If you’re writing for teens, how much should you worry about appropriate content? Are you allowed to write violence, and if so, how much? Sex sells, but should it sell to teenagers?
In a recent interview, young adult novelist Kathleen Hale vents: “I once read a New York Times piece that basically begged the question, ‘Where is all this violence and sex in YA fiction coming from?’ The tone of it was very much ‘Kids these days!’ … I would take it very seriously if a teenager came to me and said, ‘Your book felt inappropriate to me,’ but I’m probably not going to sweat it if someone older than that says my book is too sexy or violent for teens.”
Kathleen Hale isn’t the only YA writer who doesn’t “sweat it” when she writes about sex and violence in her books: John Green makes sure his terminally ill characters in The Fault in Our Stars “do it” before they die, and Matthew Quick writes about a planned murder-suicide in Forgive Me, Leonard Peacock. And that’s just the realist work, to say nothing of The Hunger Games or the Divergent series. These are the books that sell like slices of pizza in a high school cafeteria, while the “age-appropriate” books wilt like iceberg lettuce in the salad bar.

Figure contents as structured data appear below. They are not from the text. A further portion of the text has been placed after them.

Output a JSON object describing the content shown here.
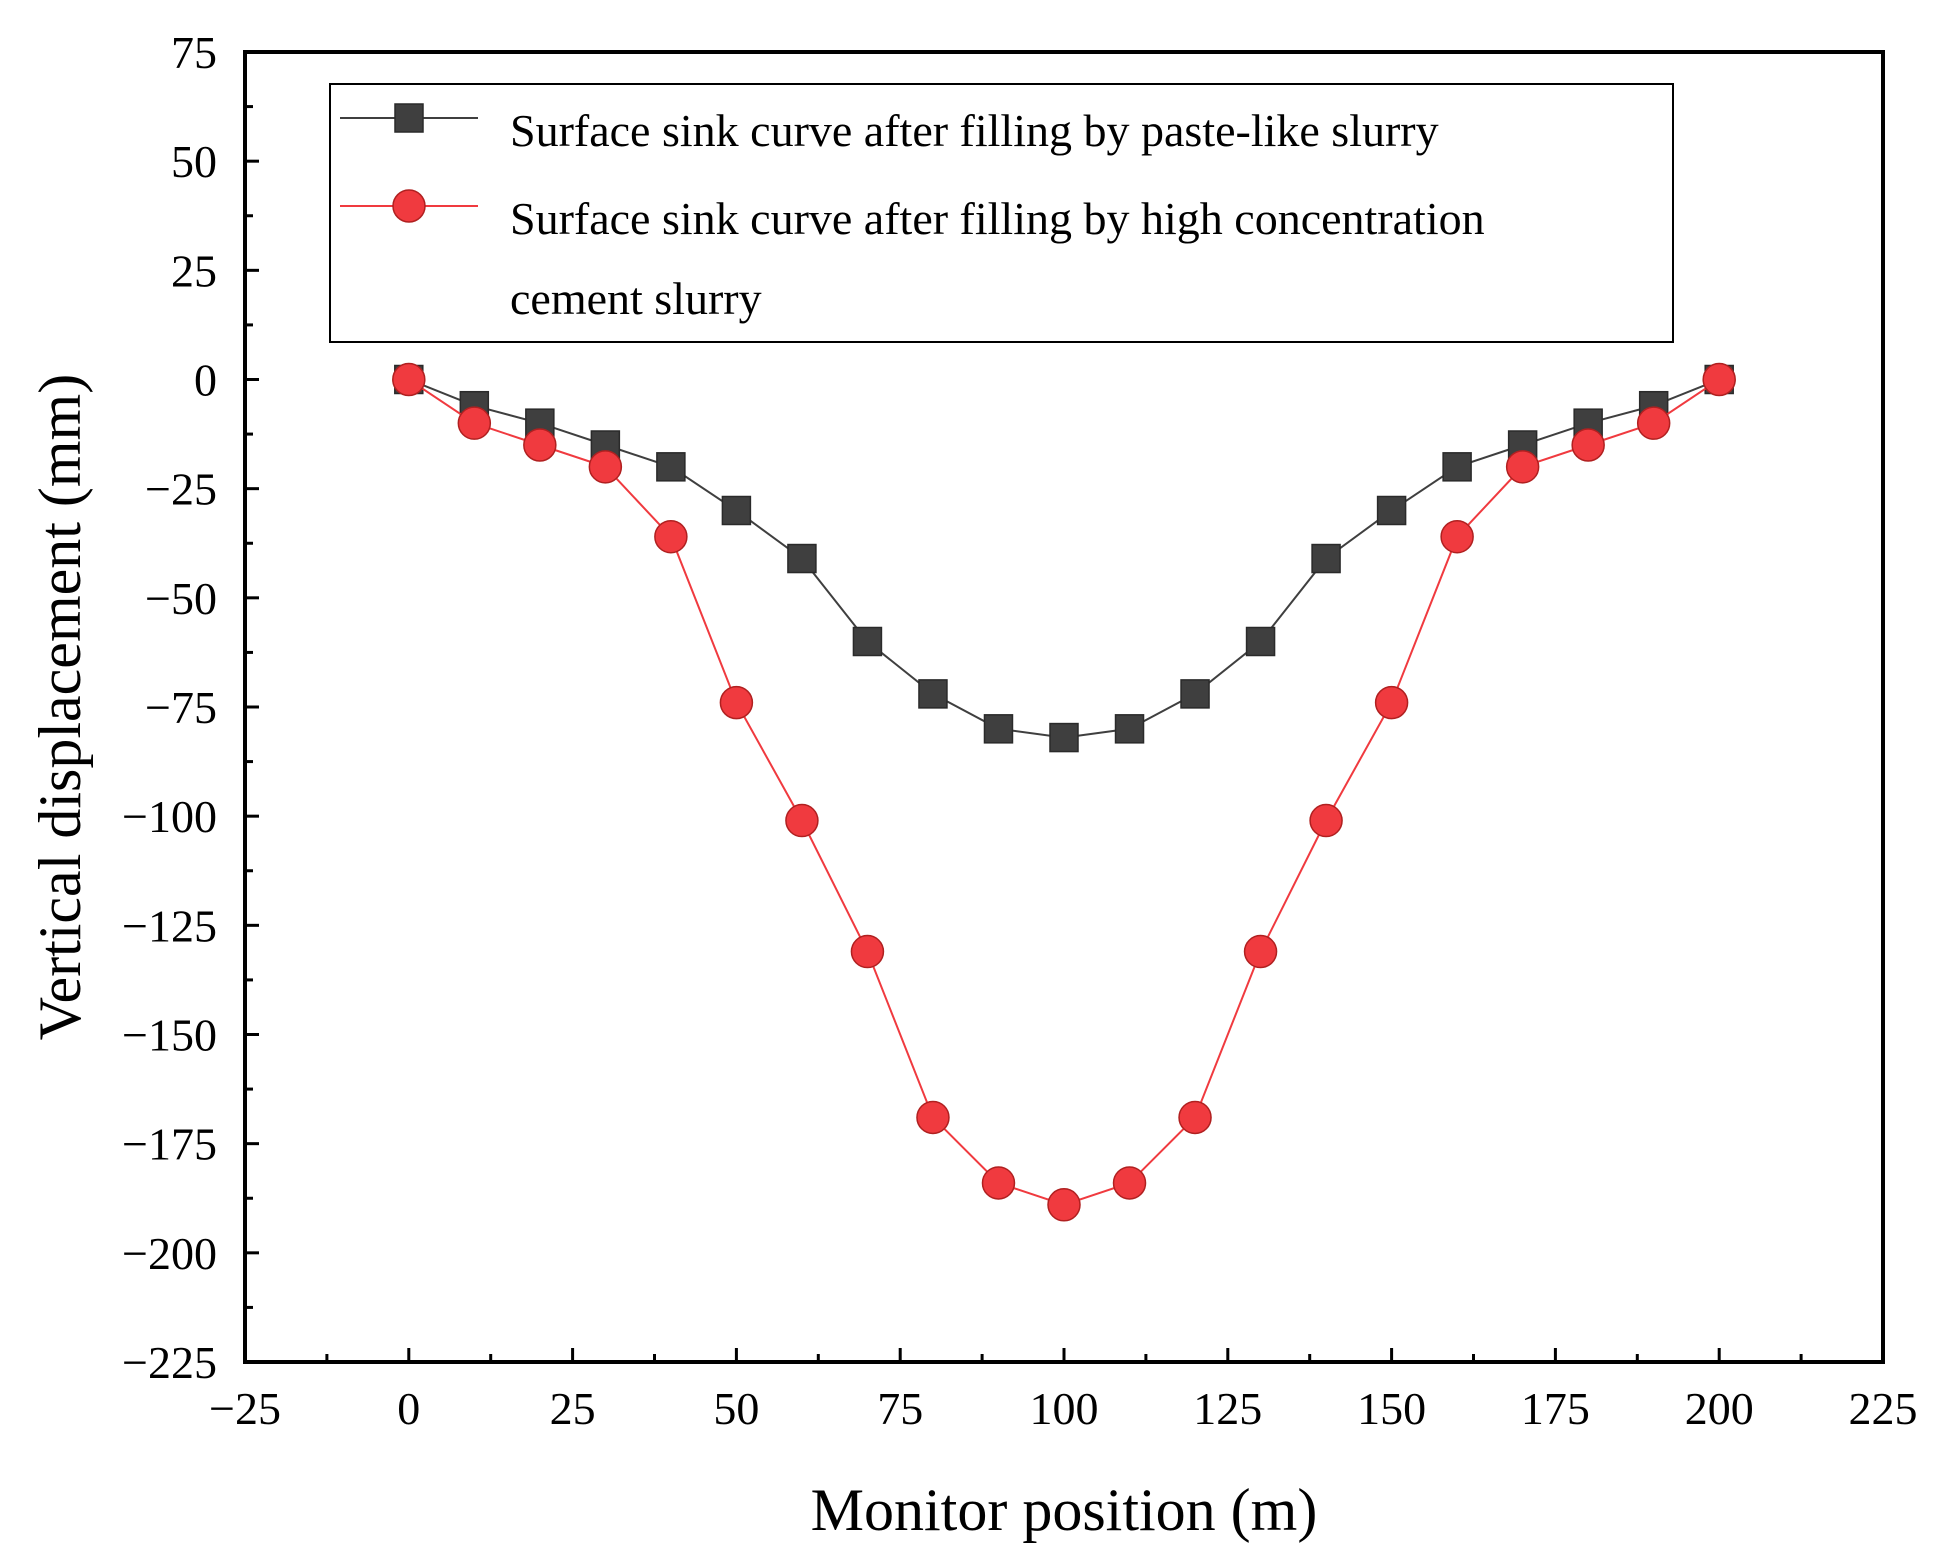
{
  "chart_data": {
    "type": "line",
    "title": "",
    "xlabel": "Monitor position (m)",
    "ylabel": "Vertical displacement (mm)",
    "xlim": [
      -25,
      225
    ],
    "ylim": [
      -225,
      75
    ],
    "xticks": [
      -25,
      0,
      25,
      50,
      75,
      100,
      125,
      150,
      175,
      200,
      225
    ],
    "yticks": [
      75,
      50,
      25,
      0,
      -25,
      -50,
      -75,
      -100,
      -125,
      -150,
      -175,
      -200,
      -225
    ],
    "xtick_labels": [
      "−25",
      "0",
      "25",
      "50",
      "75",
      "100",
      "125",
      "150",
      "175",
      "200",
      "225"
    ],
    "ytick_labels": [
      "75",
      "50",
      "25",
      "0",
      "−25",
      "−50",
      "−75",
      "−100",
      "−125",
      "−150",
      "−175",
      "−200",
      "−225"
    ],
    "grid": false,
    "legend_position": "top",
    "x": [
      0,
      10,
      20,
      30,
      40,
      50,
      60,
      70,
      80,
      90,
      100,
      110,
      120,
      130,
      140,
      150,
      160,
      170,
      180,
      190,
      200
    ],
    "series": [
      {
        "name": "Surface sink curve after filling by paste-like slurry",
        "legend_lines": [
          "Surface sink curve after filling by paste-like slurry"
        ],
        "marker": "square",
        "color": "#3f3f3f",
        "values": [
          0,
          -6,
          -10,
          -15,
          -20,
          -30,
          -41,
          -60,
          -72,
          -80,
          -82,
          -80,
          -72,
          -60,
          -41,
          -30,
          -20,
          -15,
          -10,
          -6,
          0
        ]
      },
      {
        "name": "Surface sink curve after filling by high concentration cement slurry",
        "legend_lines": [
          "Surface sink curve after filling by high concentration",
          "cement slurry"
        ],
        "marker": "circle",
        "color": "#f03a3f",
        "values": [
          0,
          -10,
          -15,
          -20,
          -36,
          -74,
          -101,
          -131,
          -169,
          -184,
          -189,
          -184,
          -169,
          -131,
          -101,
          -74,
          -36,
          -20,
          -15,
          -10,
          0
        ]
      }
    ]
  }
}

In this class, we’ll talk about what our obligations as adult writers are to teen readers, and what the line is between writing something necessary to the story and writing something simply in poor taste. We’ll read some examples and then try our hands at writing stories for teens that deserve a PG-13 rating, or perhaps even an R. There will be both in-class writing time and in-class feedback. Please come with a laptop or a notebook.